You cannot sustain this without some support for yourself. One honest conversation with your GP, a call to PANDAS (0808 196 1776) or Bliss's helpline (0808 801 0322), or telling one friend truthfully how you are — these matter. Your baby needs both of you as intact as possible, not just one of you running on empty.
Everyone kept asking how she was. Which was right — she was the one who'd been through birth. But I'd watched it. I was terrified too. The first time someone asked how I was doing — really asked — I didn't know what to say. I hadn't been asked until week three.
Discharge from the NICU is a moment most parents have longed for — and one that many find unexpectedly terrifying. The monitors, the nurses, the constant observation: all of it has become a strange kind of safety net. Going home means leaving it behind.
Most units discharge when a baby can maintain their own temperature, take all feeds by breast or bottle, is gaining weight consistently, and has been breathing independently for a sustained period. There is no fixed weight or gestational age — it is a clinical picture, not a number.
The silence where monitors used to beep. The absence of nurses to ask. The weight of full responsibility. This adjustment takes time, and anxiety in the early weeks at home is almost universal among NICU parents. It doesn't mean something is wrong — it means you've been through something significant and your nervous system is adjusting.
Premature babies are followed up more closely than term babies. Depending on gestation and any health conditions, your baby may have appointments with neonatal outreach teams, paediatricians, physiotherapists, ophthalmologists (for retinopathy screening), audiologists, and developmental specialists. These appointments are not alarming — they are how premature babies are supported to reach their potential.

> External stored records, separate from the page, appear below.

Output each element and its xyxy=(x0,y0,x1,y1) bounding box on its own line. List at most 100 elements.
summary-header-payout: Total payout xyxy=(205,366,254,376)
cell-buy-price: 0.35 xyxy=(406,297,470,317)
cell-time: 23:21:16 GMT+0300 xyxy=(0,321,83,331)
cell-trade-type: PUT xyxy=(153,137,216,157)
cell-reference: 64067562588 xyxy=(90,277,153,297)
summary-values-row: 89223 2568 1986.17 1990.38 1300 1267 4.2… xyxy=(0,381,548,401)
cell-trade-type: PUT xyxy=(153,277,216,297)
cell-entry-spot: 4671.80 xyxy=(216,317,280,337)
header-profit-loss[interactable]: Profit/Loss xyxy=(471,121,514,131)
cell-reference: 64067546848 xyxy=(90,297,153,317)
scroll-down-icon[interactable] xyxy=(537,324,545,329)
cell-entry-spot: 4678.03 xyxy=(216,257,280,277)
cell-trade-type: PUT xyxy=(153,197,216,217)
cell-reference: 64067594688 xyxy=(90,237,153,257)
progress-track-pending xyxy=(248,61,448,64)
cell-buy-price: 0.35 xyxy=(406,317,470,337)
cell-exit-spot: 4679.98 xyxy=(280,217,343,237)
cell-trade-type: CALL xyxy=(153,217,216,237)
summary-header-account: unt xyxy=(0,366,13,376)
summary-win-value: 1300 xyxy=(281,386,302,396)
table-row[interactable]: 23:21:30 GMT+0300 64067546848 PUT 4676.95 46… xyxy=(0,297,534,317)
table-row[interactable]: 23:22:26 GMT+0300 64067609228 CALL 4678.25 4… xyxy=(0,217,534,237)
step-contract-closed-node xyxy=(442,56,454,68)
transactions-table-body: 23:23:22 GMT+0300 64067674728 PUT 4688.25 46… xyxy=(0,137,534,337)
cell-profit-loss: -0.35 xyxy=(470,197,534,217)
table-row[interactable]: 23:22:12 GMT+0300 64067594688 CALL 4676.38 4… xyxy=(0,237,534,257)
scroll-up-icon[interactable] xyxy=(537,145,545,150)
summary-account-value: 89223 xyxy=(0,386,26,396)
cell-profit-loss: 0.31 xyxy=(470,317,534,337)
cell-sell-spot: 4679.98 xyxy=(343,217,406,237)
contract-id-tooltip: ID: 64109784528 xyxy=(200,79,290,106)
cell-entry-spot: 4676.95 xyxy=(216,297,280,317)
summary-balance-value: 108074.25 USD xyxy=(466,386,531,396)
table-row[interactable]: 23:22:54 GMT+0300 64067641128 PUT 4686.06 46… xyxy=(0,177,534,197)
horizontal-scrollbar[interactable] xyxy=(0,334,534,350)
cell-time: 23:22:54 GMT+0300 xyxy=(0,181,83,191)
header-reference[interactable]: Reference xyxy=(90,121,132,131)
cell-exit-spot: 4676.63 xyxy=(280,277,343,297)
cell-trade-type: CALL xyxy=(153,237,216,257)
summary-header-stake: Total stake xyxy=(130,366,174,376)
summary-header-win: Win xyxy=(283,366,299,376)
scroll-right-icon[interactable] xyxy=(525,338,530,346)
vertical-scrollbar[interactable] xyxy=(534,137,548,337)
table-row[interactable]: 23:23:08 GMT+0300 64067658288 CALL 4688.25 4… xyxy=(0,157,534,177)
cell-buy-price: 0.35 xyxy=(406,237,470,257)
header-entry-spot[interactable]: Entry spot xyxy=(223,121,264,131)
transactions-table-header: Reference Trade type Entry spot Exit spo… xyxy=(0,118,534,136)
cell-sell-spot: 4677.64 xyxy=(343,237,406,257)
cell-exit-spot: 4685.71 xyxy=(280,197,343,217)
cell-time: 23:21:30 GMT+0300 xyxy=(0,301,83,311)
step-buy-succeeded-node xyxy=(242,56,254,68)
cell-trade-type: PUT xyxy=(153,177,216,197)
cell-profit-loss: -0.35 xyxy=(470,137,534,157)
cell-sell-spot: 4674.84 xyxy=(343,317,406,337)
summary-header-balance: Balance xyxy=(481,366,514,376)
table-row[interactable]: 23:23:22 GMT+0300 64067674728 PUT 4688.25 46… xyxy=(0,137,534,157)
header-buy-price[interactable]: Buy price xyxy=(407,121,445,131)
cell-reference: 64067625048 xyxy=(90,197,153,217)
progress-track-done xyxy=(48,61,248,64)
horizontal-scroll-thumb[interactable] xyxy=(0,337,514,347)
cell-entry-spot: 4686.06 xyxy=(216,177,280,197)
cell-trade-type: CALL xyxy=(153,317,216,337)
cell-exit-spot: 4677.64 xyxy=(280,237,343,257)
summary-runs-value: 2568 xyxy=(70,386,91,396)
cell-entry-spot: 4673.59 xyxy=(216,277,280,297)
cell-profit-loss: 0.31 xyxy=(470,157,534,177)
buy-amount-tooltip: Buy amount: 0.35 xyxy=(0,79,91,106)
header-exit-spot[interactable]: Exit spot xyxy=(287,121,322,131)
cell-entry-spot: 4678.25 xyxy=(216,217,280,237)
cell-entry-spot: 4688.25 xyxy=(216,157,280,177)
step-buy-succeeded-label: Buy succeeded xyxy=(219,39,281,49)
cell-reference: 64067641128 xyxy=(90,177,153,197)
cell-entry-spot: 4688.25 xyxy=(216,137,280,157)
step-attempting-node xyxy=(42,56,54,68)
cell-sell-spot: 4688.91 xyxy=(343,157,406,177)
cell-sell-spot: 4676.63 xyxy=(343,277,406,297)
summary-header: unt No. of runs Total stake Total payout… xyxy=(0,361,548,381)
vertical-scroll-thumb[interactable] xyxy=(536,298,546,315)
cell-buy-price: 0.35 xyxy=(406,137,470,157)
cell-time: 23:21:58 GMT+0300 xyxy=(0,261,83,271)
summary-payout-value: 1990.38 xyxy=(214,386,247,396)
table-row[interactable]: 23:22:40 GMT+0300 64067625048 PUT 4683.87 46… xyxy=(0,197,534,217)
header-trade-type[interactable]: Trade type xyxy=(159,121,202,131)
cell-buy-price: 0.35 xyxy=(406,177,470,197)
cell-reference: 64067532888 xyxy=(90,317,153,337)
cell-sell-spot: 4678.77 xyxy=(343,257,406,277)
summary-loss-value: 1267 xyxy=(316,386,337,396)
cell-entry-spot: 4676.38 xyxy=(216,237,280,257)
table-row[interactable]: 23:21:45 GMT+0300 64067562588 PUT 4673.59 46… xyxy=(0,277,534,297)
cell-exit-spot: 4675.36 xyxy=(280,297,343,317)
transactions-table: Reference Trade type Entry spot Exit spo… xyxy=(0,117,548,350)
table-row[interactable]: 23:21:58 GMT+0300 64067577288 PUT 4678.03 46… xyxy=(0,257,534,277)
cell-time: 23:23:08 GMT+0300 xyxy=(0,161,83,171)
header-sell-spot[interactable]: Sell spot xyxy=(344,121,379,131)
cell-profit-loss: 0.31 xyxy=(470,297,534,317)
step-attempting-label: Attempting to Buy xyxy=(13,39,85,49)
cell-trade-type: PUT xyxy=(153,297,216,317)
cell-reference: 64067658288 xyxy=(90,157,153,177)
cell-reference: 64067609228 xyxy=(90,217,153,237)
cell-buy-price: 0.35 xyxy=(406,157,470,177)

Bliss (bliss.org.uk · 0808 801 0322) — the UK charity for premature and sick babies. Family support workers in many NICUs, an online parent community, and extensive resources for parents, partners, and siblings.
Tommy's (tommys.org) — research-based information and peer support for premature birth.
PANDAS (0808 196 1776) — postnatal mental health support for all parents.
The day we brought her home I sat in the car outside our house for twenty minutes before I could go in. I didn't want to move her. The NICU felt safer. It took weeks before home felt safe too. But it did, eventually. It did.